# maumee river



## bucky43620 (Jun 10, 2012)

Hey guys im going to the maumee river tom. does any body know where the smallmouths or crappie are hitting.im going to the perrysburg and maumee part


----------



## 1mecheng (Jul 28, 2009)

Smallies in some of the deeper pools and riffles off of the Metroparks access areas (Sidecut, Buttonwood, Ft. Meigs). Haven't seen many crappies yet.

Dan


----------



## spikeg79 (Jun 11, 2012)

Avoid the Sidecut/Maumee side just go across to the Perrysburg side. Maumee/Sidecut is full of Moss/Algae muck from shore to 10-15' out.


----------



## Jin (May 25, 2011)

I live in maumee/perrysburg area. Most of the river is covered by moss and it's very low.. I went up to grand rapids today and fished from 11:00am to 3:30pm. Caught 10ish white bass, 4 smallies, 1 small LM, 5 12-16 inches walleyes and a bunch sheephead. All fish were caught with silver Rapala Shad rap. Best day this summer so far.


----------



## bucky43620 (Jun 10, 2012)

how do I get to the perrysburg side?The maumee side is easy bc of the path that goes along it


----------



## spikeg79 (Jun 11, 2012)

bucky43620 said:


> how do I get to the perrysburg side?The maumee side is easy bc of the path that goes along it


Go across the Maumee/Perrysburg bridge or I475 and get off at route 25 and go to route 65 to Buttonwood Rec. Area . Your best bet though might be heading further south to Waterville or Grand Rapids like Jin said.


----------



## bucky43620 (Jun 10, 2012)

thx for the help guys


----------



## bucky43620 (Jun 10, 2012)

is grand rapids past blue grass island?


----------



## spikeg79 (Jun 11, 2012)

Yeah quite a ways sw of there. It's past Waterville. Grand Rapids Ohio. It's a great little town though, La Roe's has some delicious food.


----------



## KaGee (Sep 8, 2006)

bucky43620 said:


> is grand rapids past blue grass island?


Way past... About 15 miles or so west of Waterville on 24.


----------



## KaGee (Sep 8, 2006)

Maybe it's just the heat, but several unwarranted comments have been removed. Play nice.


----------



## Jdivence (Mar 21, 2012)

Waterville is very shallow right now. Better luck in grand rapids


----------



## maumee_bowman (Feb 23, 2011)

If ur gonna fish in grand rapids you better bring some water because as of right now theres none in the river


----------



## Jin (May 25, 2011)

maumee_bowman said:


> If ur gonna fish in grand rapids you better bring some water because as of right now theres none in the river


Is the water still stinky? I went there last weekend, tons of dead suckers on the shore..........


----------



## spikeg79 (Jun 11, 2012)

Jin said:


> Is the water still stinky? I went there last weekend, tons of dead suckers on the shore..........

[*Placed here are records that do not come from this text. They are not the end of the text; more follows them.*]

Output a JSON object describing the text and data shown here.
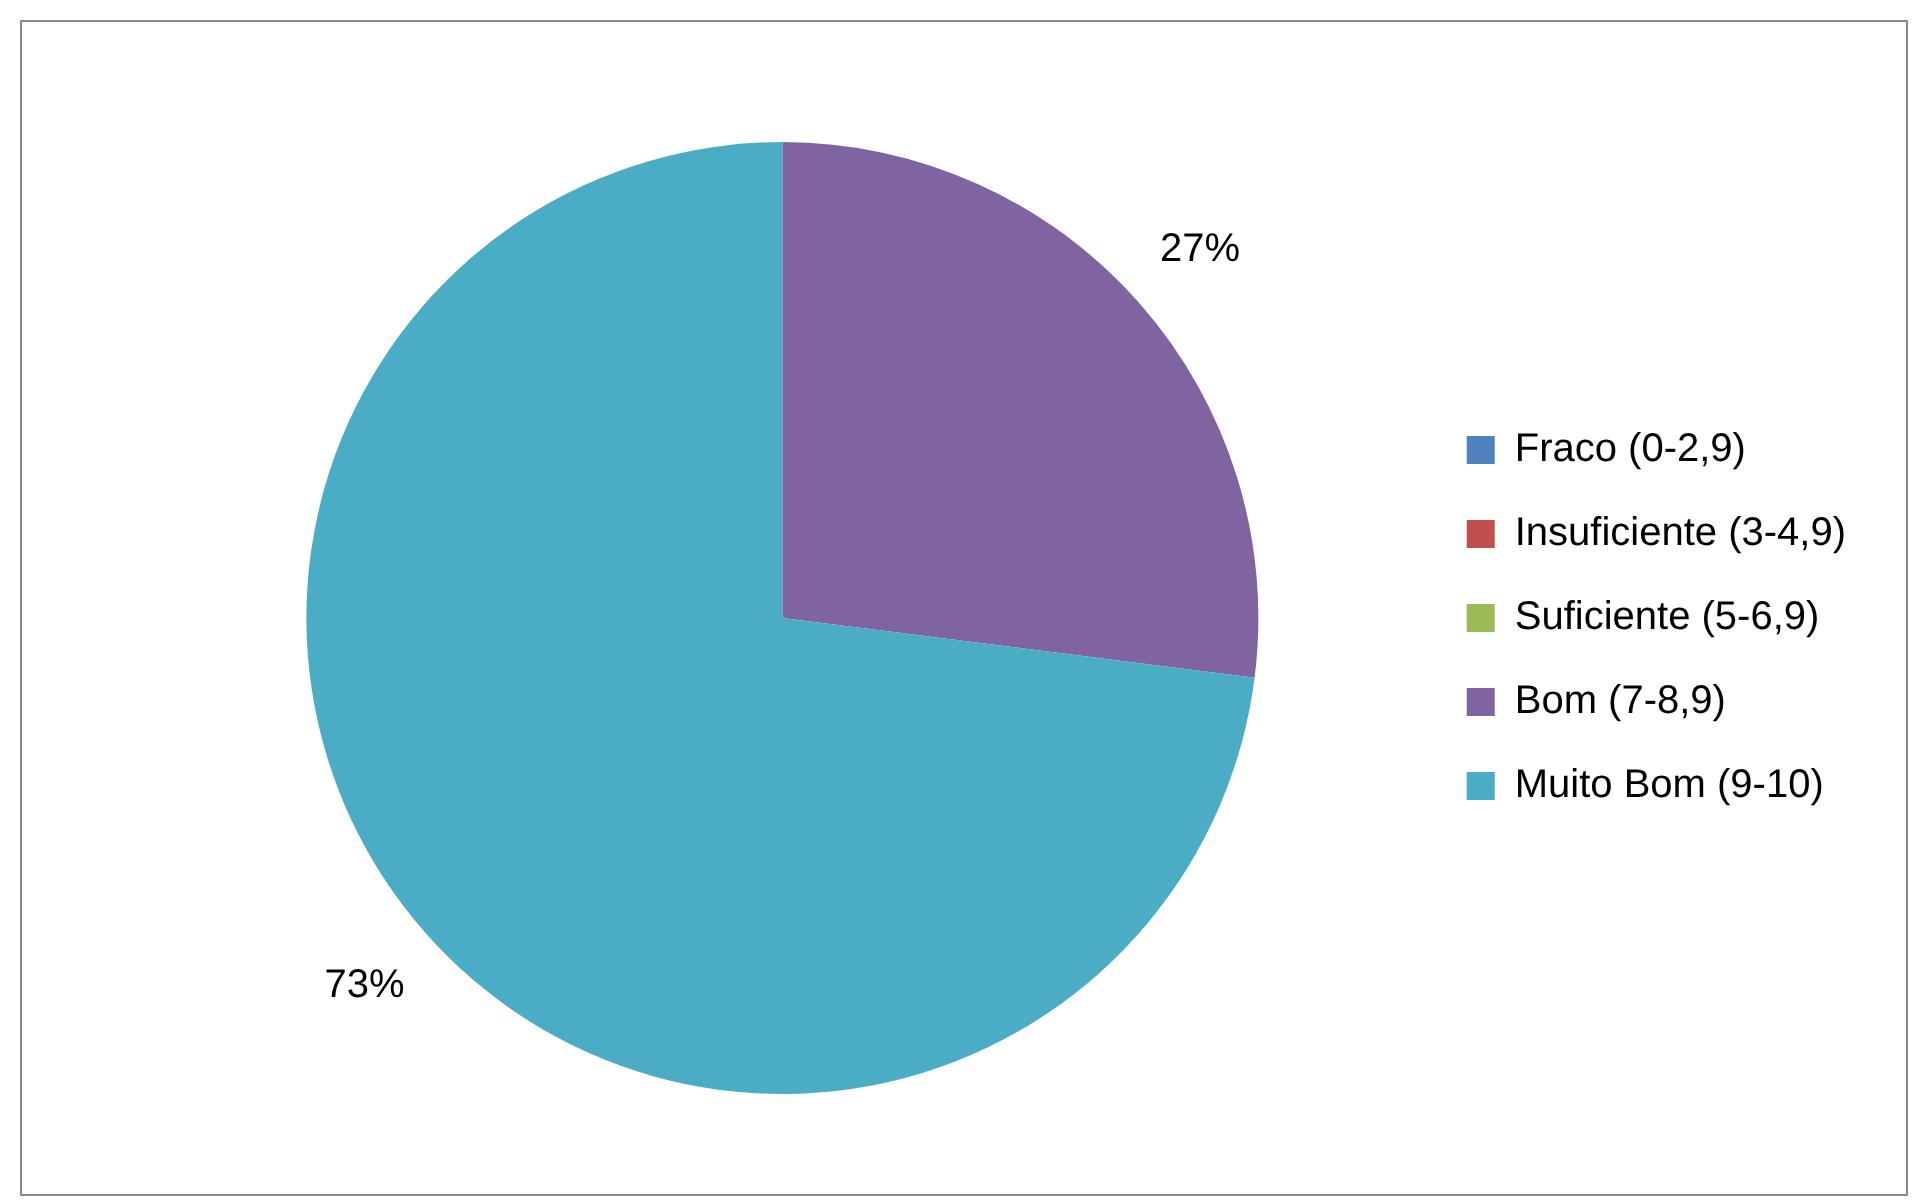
{
  "chart_data": {
    "type": "pie",
    "categories": [
      "Fraco (0-2,9)",
      "Insuficiente (3-4,9)",
      "Suficiente (5-6,9)",
      "Bom (7-8,9)",
      "Muito Bom (9-10)"
    ],
    "values": [
      0,
      0,
      0,
      27,
      73
    ],
    "colors": [
      "#4f81bd",
      "#c0504d",
      "#9bbb59",
      "#8064a2",
      "#4bacc6"
    ],
    "value_labels": [
      null,
      null,
      null,
      "27%",
      "73%"
    ],
    "legend": "right"
  }
}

Yep still stinks and a bunch of dead fish still laying where water used to be.


----------



## Luda024 (Aug 28, 2011)

I have been catching fish so i don't know what your guys problem is, just got to find the water.

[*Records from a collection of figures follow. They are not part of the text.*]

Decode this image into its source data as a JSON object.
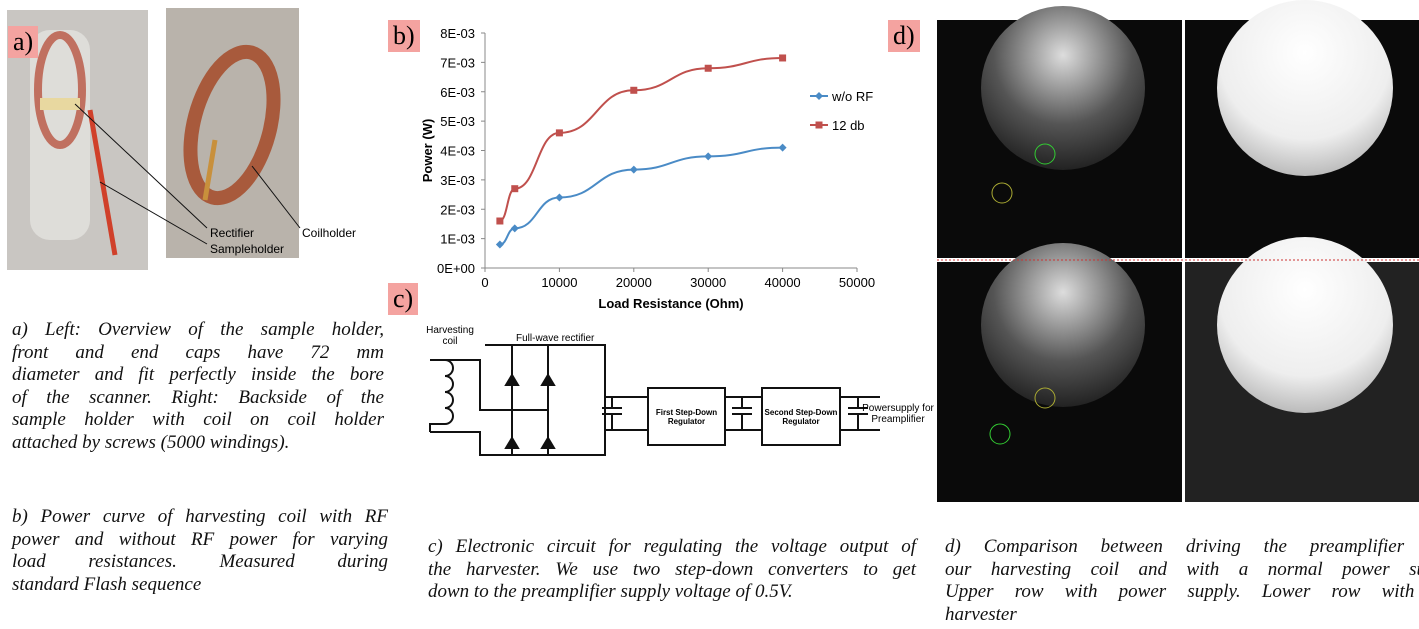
{
  "panel_labels": [
    "a)",
    "b)",
    "c)",
    "d)"
  ],
  "photo_labels": [
    "Rectifier",
    "Sampleholder",
    "Coilholder"
  ],
  "chart_data": {
    "type": "line",
    "x_label": "Load Resistance (Ohm)",
    "y_label": "Power (W)",
    "series": [
      {
        "name": "w/o RF",
        "color": "#4a8bc6",
        "marker": "diamond",
        "x": [
          2000,
          4000,
          10000,
          20000,
          30000,
          40000
        ],
        "values": [
          0.0008,
          0.00135,
          0.0024,
          0.00335,
          0.0038,
          0.0041
        ]
      },
      {
        "name": "12 db",
        "color": "#c0504d",
        "marker": "square",
        "x": [
          2000,
          4000,
          10000,
          20000,
          30000,
          40000
        ],
        "values": [
          0.0016,
          0.0027,
          0.0046,
          0.00605,
          0.0068,
          0.00715
        ]
      }
    ],
    "xlim": [
      0,
      50000
    ],
    "xticks": [
      0,
      10000,
      20000,
      30000,
      40000,
      50000
    ],
    "ylim": [
      0,
      0.008
    ],
    "yticks": [
      {
        "value": 0,
        "label": "0E+00"
      },
      {
        "value": 0.001,
        "label": "1E-03"
      },
      {
        "value": 0.002,
        "label": "2E-03"
      },
      {
        "value": 0.003,
        "label": "3E-03"
      },
      {
        "value": 0.004,
        "label": "4E-03"
      },
      {
        "value": 0.005,
        "label": "5E-03"
      },
      {
        "value": 0.006,
        "label": "6E-03"
      },
      {
        "value": 0.007,
        "label": "7E-03"
      },
      {
        "value": 0.008,
        "label": "8E-03"
      }
    ],
    "grid": false,
    "legend": "right"
  },
  "circuit": {
    "labels": [
      "Harvesting coil",
      "Full-wave rectifier",
      "First Step-Down Regulator",
      "Second Step-Down Regulator",
      "Powersupply for Preamplifier"
    ]
  },
  "captions": {
    "a": [
      "a) Left: Overview of the sample holder,",
      "front and end caps have 72 mm",
      "diameter and fit perfectly inside the bore",
      "of the scanner. Right: Backside of the",
      "sample holder with coil on coil holder",
      "attached by screws (5000 windings)."
    ],
    "b": [
      "b) Power curve of harvesting coil with RF",
      "power and without RF power for varying",
      "load resistances. Measured during",
      "standard Flash sequence"
    ],
    "c": [
      "c) Electronic circuit for regulating the voltage output of",
      "the harvester. We use two step-down converters to get",
      "down to the preamplifier supply voltage of 0.5V."
    ],
    "d": [
      "d) Comparison between driving the preamplifier wi",
      "our harvesting coil and with a normal power supp",
      "Upper row with power supply. Lower row with o",
      "harvester"
    ]
  }
}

Sent from my iPhone using Tapatalk


----------



## Jmsteele187 (Dec 22, 2011)

How are the water levels above the dam, does anyone know?


Outdoor Hub mobile, the outdoor information engine


----------



## Jin (May 25, 2011)

Jmsteele187 said:


> How are the water levels above the dam, does anyone know?
> 
> 
> Outdoor Hub mobile, the outdoor information engine


The water level above the dam is normal....at least it's fishable.


----------



## play6832 (Mar 20, 2012)

The water is low but its still fishable I wasnt at the dam area but have been down river from there three times this week and have been catching alot of white bass and Smallmouths . Even getting a few walleys


----------